The UK polycrystalline wafer manufacturer PV Crystalox saw its shipments almost halved and its revenue decrease by 12% in 2016. According to preliminary results, the company shipped 114 MW last year, down considerably from 203 MW in 2015. Revenue also decreased 12% year-on-year from €64.5 million to €56.7 million.
Net result, however, improved from a loss of €13.7 million in 2015 to a profit of €1.7 million.
The company blamed massive over-capacity in China depressing prices for both cells and wafers for last year’s performance. Especially in the second half of 2016 wafer prices reached new historic lows. “Wafer pricing, said the company in its statement, fell more rapidly during this period reaching a new historic low in late-September, down 35% from the previous low point seen in mid-2015 and down 40% from the high at the beginning of 2016”. Moreover, PV Crystalox said that the recent recovery of polysilicon prices is negatively impacting wafer production costs.
The company, which is currently manufacturing wafers only at its German factory, added it was able to reduce its polysilicon inventory by 85% and to achieve a significant reduction in working capital in 2016.
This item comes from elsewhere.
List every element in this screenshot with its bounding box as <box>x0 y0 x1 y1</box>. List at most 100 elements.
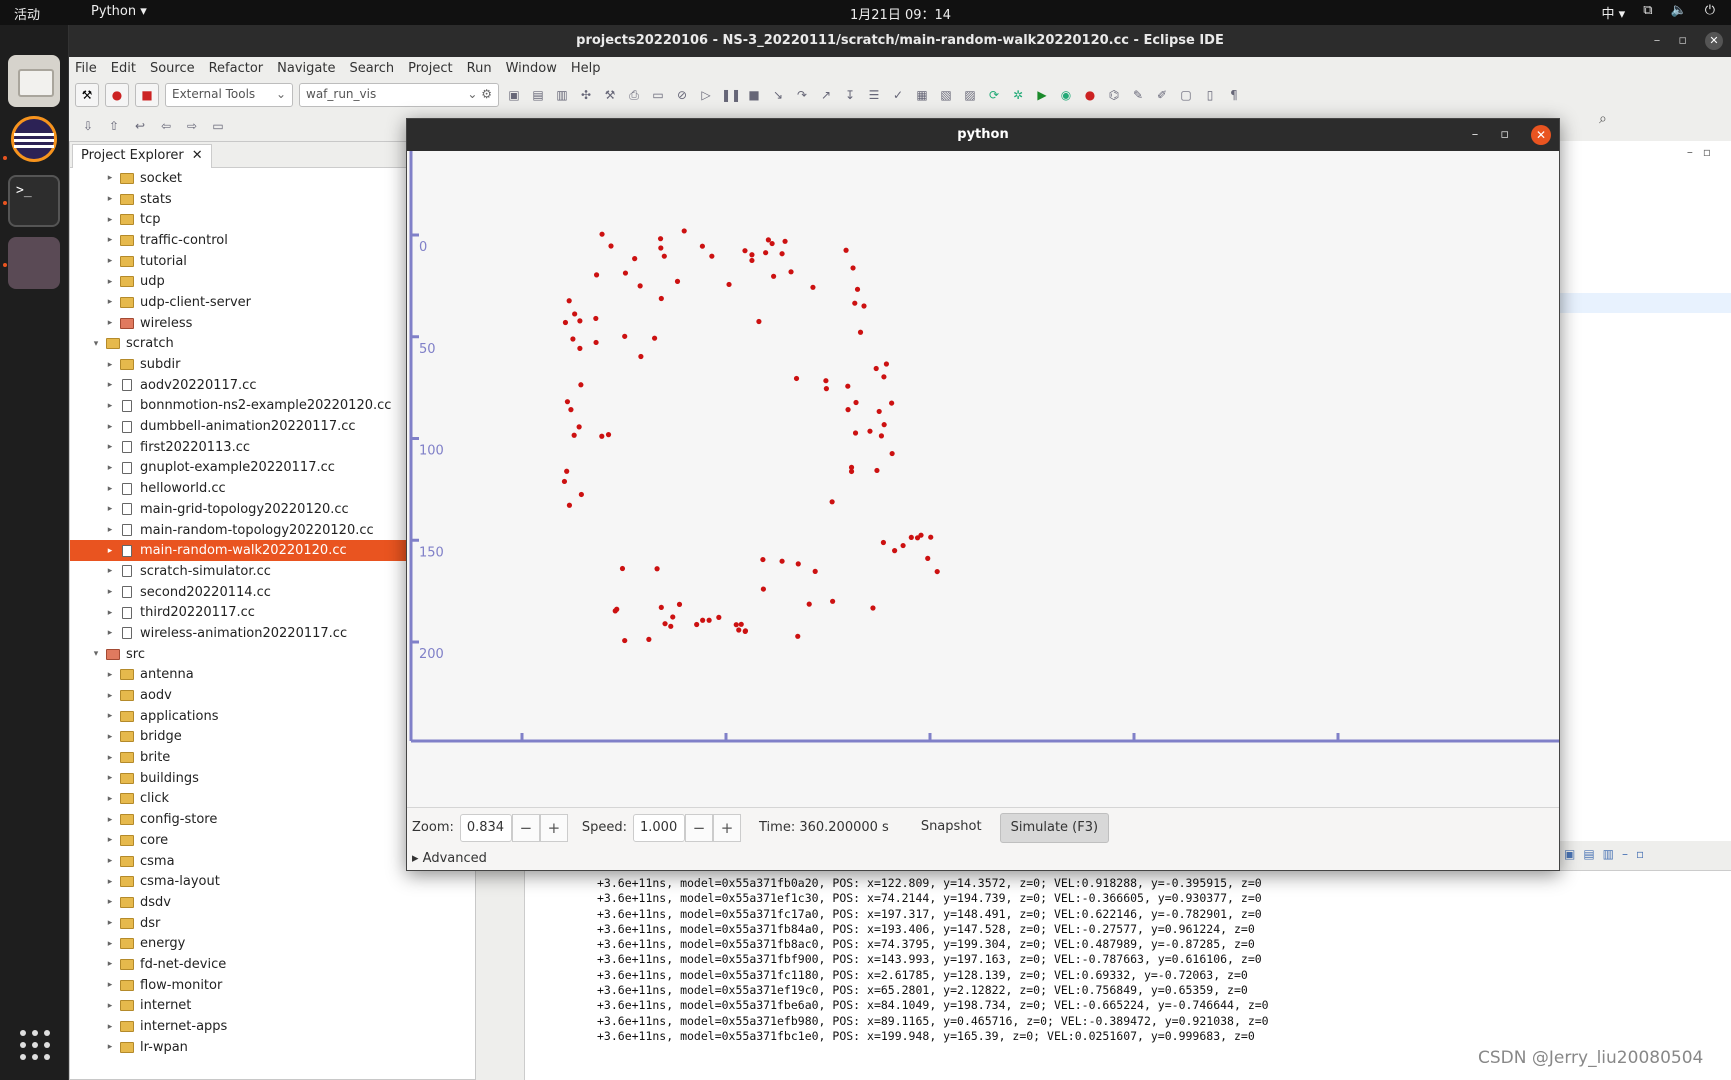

Furthermore, PV Crystalox announced it will close its ingot production facilities in the UK during 2017. The company said it will source ingots from a third-party supplier and process these into blocks in the UK and continue to supply wafers to customers from its facility in Germany.
The company expects oversupply of polycrystalline wafer to continue in 2017, while China and the U.S. are forecast to remain its major market. “Although the Group achieved a creditable financial performance in 2016, the prospects for 2017 are bleak without a recovery in market pricing,” PV Crystalox said.
In February, the company closed its wafer production in Japan. The unit had been idled during 2015, due to a decline in cell manufacturing and the lack of an active customer base in Japan.